Right. So that’s it. Explanation complete.
I waited for him to say something, but when the silence stretched out to what seemed like an eternity, I put my mug down on the table, got up, and walked back out the front door.
CHAPTER 18
NOAH
“I need to know what’s going on with Andie from your view as a physician,” I told Owen with a calmness I didn’t really possess at the moment.
We were seated at my kitchen table.
I’d called my brother the moment that I could manage to think straight, which, unfortunately, had come soon after Andie had left.
I’d hauled ass to the front door only to see the rear end of her little convertible driving away from my house.
Then I’d called Owen. I needed something, anything to try to make sense of what Andie had said.
“She told you?” he asked.
I nodded sharply. “It was the last thing I expected to hear.”
Fuck! I’d been stunned into silence. None of what she’d said actually made sense, yet it did. I’d still been trying to digest it when she’d walked out.
“She doesn’t talk about that period of her life with anybody,” he shared. “The only reason I know is because I was there. She’s been through hell, Noah. Don’t blame her for not being able to see a future. At one time, she didn’t have one. Medically, I wasn’t sure she was going to make it. As a friend, I refused to even think about something happening to her.”

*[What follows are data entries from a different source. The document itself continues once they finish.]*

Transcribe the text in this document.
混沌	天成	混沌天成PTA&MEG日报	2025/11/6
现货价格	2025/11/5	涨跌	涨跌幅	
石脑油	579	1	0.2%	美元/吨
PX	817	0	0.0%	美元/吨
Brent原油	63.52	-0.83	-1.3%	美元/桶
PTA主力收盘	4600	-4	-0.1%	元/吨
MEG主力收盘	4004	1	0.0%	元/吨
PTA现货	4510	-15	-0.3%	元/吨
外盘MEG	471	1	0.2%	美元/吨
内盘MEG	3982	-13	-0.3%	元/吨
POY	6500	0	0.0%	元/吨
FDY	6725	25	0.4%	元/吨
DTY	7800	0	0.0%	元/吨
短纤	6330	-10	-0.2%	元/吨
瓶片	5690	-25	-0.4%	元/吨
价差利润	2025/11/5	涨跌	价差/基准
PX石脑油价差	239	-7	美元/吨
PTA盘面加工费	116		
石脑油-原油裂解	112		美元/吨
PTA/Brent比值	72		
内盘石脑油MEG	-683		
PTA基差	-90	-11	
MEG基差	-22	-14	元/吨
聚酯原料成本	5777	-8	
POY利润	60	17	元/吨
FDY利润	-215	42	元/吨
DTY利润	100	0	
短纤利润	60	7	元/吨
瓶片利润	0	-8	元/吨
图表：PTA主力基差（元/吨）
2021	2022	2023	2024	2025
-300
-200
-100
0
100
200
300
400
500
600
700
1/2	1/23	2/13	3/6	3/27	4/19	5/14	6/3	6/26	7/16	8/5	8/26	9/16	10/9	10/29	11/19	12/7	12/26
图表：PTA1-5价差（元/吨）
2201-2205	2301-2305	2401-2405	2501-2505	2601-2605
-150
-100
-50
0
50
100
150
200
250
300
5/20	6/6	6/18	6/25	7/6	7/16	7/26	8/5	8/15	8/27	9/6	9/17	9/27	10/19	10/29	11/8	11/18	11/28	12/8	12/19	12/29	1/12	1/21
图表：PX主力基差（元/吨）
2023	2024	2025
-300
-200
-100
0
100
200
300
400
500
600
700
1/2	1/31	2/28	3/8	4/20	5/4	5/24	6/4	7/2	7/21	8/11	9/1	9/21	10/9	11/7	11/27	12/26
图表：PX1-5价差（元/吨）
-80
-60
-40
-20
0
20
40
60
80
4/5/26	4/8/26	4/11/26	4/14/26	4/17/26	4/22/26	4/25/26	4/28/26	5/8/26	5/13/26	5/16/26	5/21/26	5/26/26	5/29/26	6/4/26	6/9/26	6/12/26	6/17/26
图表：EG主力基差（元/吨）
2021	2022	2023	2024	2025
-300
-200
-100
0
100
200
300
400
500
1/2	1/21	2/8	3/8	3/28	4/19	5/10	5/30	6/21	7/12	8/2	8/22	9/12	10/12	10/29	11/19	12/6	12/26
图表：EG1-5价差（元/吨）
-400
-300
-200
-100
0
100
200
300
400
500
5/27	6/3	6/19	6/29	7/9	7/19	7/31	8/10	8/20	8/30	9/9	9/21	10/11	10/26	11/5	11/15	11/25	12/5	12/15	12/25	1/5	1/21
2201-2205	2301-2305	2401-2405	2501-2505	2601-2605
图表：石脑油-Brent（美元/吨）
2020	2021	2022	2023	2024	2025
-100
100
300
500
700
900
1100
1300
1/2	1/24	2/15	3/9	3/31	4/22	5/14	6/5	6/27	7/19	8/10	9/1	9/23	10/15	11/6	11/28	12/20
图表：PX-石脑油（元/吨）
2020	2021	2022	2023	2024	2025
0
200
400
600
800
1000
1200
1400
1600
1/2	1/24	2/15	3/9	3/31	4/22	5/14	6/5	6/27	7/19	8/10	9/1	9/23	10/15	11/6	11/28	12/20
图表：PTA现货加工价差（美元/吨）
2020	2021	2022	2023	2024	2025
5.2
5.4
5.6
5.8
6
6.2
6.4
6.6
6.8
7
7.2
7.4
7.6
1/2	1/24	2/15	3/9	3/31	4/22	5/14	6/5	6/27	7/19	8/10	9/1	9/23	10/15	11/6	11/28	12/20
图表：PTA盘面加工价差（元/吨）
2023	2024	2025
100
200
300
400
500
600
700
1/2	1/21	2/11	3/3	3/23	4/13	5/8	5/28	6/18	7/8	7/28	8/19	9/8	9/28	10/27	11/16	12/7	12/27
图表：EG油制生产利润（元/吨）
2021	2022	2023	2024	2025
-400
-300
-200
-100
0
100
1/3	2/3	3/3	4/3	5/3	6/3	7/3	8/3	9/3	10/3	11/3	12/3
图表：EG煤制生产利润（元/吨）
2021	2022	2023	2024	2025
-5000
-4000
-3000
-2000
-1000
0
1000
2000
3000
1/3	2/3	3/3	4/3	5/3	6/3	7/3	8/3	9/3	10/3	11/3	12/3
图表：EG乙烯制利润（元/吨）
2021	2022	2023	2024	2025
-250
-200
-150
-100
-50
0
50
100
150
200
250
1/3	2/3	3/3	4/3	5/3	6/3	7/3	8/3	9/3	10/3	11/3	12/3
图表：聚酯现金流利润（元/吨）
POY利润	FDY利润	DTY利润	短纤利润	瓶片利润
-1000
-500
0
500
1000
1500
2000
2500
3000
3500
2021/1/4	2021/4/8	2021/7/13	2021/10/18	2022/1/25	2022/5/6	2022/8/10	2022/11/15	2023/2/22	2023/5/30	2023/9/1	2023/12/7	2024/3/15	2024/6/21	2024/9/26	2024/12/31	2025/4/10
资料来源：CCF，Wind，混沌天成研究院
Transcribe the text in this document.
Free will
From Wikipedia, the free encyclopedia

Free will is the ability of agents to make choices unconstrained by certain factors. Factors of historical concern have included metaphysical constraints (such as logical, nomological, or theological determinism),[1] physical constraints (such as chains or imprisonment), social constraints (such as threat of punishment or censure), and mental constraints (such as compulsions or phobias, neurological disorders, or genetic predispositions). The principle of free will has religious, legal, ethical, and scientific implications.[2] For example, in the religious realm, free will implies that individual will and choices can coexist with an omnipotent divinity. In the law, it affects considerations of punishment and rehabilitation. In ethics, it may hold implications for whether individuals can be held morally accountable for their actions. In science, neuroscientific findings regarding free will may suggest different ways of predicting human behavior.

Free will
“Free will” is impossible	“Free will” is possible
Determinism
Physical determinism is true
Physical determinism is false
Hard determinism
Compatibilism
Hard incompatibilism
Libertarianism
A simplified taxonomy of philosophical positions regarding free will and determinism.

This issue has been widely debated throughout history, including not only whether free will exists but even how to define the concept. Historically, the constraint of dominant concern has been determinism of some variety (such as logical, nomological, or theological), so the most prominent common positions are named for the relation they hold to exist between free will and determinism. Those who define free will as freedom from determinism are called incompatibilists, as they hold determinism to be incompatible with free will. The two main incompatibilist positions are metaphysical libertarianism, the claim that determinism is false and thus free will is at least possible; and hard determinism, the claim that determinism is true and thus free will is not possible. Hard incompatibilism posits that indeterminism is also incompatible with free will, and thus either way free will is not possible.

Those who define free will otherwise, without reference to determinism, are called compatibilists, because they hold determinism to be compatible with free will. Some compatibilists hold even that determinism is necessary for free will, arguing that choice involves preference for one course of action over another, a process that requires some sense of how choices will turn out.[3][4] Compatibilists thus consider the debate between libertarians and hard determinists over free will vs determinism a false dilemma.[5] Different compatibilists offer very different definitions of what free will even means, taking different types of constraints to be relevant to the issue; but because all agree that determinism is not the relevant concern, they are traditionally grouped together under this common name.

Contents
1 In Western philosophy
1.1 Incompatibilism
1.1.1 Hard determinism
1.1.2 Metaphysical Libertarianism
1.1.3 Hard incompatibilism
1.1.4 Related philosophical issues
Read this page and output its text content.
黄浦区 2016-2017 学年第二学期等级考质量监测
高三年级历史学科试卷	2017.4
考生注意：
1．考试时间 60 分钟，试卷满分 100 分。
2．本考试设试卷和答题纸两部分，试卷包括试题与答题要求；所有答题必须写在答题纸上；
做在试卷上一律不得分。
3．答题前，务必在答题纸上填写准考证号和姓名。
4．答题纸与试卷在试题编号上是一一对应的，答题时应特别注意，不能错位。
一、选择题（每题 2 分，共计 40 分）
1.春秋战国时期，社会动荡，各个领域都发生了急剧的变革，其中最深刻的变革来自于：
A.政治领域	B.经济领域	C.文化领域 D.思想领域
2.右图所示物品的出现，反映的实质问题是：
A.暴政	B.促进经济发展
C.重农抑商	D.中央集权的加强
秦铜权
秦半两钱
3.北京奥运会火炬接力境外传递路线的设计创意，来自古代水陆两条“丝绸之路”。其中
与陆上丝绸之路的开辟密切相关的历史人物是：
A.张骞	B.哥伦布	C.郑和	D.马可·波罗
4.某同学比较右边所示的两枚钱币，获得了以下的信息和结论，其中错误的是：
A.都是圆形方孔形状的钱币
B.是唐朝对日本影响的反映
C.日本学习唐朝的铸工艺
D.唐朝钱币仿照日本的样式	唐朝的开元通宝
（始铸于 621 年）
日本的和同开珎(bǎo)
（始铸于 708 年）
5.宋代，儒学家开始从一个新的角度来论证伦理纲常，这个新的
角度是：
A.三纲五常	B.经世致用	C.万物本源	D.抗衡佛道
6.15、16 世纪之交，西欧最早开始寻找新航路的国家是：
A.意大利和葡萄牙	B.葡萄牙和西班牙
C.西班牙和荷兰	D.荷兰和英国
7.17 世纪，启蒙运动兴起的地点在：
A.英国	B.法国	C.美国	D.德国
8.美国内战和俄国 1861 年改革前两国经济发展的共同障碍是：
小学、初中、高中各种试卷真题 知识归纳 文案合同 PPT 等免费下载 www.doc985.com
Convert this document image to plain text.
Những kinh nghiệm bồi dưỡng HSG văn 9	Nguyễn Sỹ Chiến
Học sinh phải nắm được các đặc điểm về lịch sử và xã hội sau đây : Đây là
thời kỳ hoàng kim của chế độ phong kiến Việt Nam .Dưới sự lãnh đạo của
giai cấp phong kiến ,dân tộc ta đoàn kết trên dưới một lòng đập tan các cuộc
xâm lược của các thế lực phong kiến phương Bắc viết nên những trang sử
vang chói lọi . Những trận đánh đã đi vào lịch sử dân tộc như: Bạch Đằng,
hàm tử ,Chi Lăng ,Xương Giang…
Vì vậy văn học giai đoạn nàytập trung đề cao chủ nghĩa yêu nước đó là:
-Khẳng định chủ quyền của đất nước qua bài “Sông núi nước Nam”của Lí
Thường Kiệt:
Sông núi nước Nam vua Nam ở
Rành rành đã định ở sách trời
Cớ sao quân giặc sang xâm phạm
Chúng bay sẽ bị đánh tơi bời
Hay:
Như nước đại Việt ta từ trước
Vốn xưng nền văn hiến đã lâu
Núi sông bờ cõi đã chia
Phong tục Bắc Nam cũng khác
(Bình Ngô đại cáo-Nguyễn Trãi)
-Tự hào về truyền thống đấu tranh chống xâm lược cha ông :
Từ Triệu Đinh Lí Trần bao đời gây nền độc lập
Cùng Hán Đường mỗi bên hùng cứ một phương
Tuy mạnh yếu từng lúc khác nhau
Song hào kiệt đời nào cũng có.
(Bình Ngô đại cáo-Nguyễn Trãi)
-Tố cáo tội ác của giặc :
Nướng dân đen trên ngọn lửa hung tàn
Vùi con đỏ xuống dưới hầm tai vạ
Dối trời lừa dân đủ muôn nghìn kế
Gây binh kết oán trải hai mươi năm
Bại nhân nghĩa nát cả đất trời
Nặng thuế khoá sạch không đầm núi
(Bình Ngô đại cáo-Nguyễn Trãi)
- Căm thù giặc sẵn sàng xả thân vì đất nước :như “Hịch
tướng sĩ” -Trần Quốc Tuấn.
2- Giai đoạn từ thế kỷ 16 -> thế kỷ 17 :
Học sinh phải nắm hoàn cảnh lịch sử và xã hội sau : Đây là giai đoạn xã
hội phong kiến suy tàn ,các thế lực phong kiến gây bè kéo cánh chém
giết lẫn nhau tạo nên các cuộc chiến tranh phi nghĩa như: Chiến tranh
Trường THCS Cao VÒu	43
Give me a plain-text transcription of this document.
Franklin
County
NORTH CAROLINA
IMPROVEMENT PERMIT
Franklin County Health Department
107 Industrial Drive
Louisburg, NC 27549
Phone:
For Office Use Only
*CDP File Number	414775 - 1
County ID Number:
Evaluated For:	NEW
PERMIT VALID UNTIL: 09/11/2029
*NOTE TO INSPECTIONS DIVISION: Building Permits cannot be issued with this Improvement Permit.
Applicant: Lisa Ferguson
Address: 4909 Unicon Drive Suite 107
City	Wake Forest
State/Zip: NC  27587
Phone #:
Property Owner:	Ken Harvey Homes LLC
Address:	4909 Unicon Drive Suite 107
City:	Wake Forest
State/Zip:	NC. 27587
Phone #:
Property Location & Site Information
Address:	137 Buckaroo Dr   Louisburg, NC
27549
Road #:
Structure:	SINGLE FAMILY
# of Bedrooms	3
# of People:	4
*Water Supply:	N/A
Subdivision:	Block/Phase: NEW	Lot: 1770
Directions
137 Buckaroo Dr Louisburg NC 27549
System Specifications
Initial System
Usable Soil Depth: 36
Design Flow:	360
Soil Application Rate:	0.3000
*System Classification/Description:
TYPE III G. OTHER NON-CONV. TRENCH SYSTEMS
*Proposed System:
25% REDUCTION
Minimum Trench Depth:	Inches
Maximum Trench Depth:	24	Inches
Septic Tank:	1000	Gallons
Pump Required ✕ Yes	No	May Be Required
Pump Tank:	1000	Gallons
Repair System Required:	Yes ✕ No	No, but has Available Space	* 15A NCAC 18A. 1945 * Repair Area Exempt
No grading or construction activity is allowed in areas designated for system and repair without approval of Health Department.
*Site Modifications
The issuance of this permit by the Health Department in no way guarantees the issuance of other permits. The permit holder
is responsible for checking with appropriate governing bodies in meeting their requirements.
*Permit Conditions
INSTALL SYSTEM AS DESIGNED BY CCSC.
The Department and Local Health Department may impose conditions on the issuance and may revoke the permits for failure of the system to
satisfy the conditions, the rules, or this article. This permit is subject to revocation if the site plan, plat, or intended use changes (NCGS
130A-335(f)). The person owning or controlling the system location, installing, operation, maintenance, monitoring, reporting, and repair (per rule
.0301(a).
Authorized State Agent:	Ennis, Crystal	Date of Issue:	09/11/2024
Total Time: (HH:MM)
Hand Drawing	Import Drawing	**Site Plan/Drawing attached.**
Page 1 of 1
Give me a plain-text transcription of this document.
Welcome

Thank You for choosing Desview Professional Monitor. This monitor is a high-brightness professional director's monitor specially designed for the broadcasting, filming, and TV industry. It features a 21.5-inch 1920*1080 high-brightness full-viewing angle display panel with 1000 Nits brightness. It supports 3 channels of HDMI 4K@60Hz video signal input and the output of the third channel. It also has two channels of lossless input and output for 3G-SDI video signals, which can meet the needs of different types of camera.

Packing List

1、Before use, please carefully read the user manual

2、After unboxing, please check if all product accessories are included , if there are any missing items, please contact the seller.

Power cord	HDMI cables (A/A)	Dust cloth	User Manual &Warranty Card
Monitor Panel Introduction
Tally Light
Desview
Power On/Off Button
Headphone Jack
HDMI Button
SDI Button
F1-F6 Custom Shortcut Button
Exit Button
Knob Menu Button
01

Hell, I didn’t blame him. I sure as hell couldn’t think about it without losing my damn mind. “She was so fucking . . . young.”
Owen nodded. “She was barely twenty years old when she was diagnosed. But she’d been sick even earlier than that. Leukemia symptoms can be pretty ambiguous. She thought she had some kind of virus and it was taking a long time to kick it. But she was so fatigued, and she was losing weight. I blamed myself for a long time because it took me so damn long to haul her into the hospital.”
My whole body tensed. “How bad was it?” I asked him, my voice hoarse.
He lifted a brow. “The truth?”
I rubbed a hand over my face. “Yeah. I need to know.”
Okay, maybe a part of me didn’t want to know, but I squashed those reactions. If Andie could live it, I could deal with hearing about it.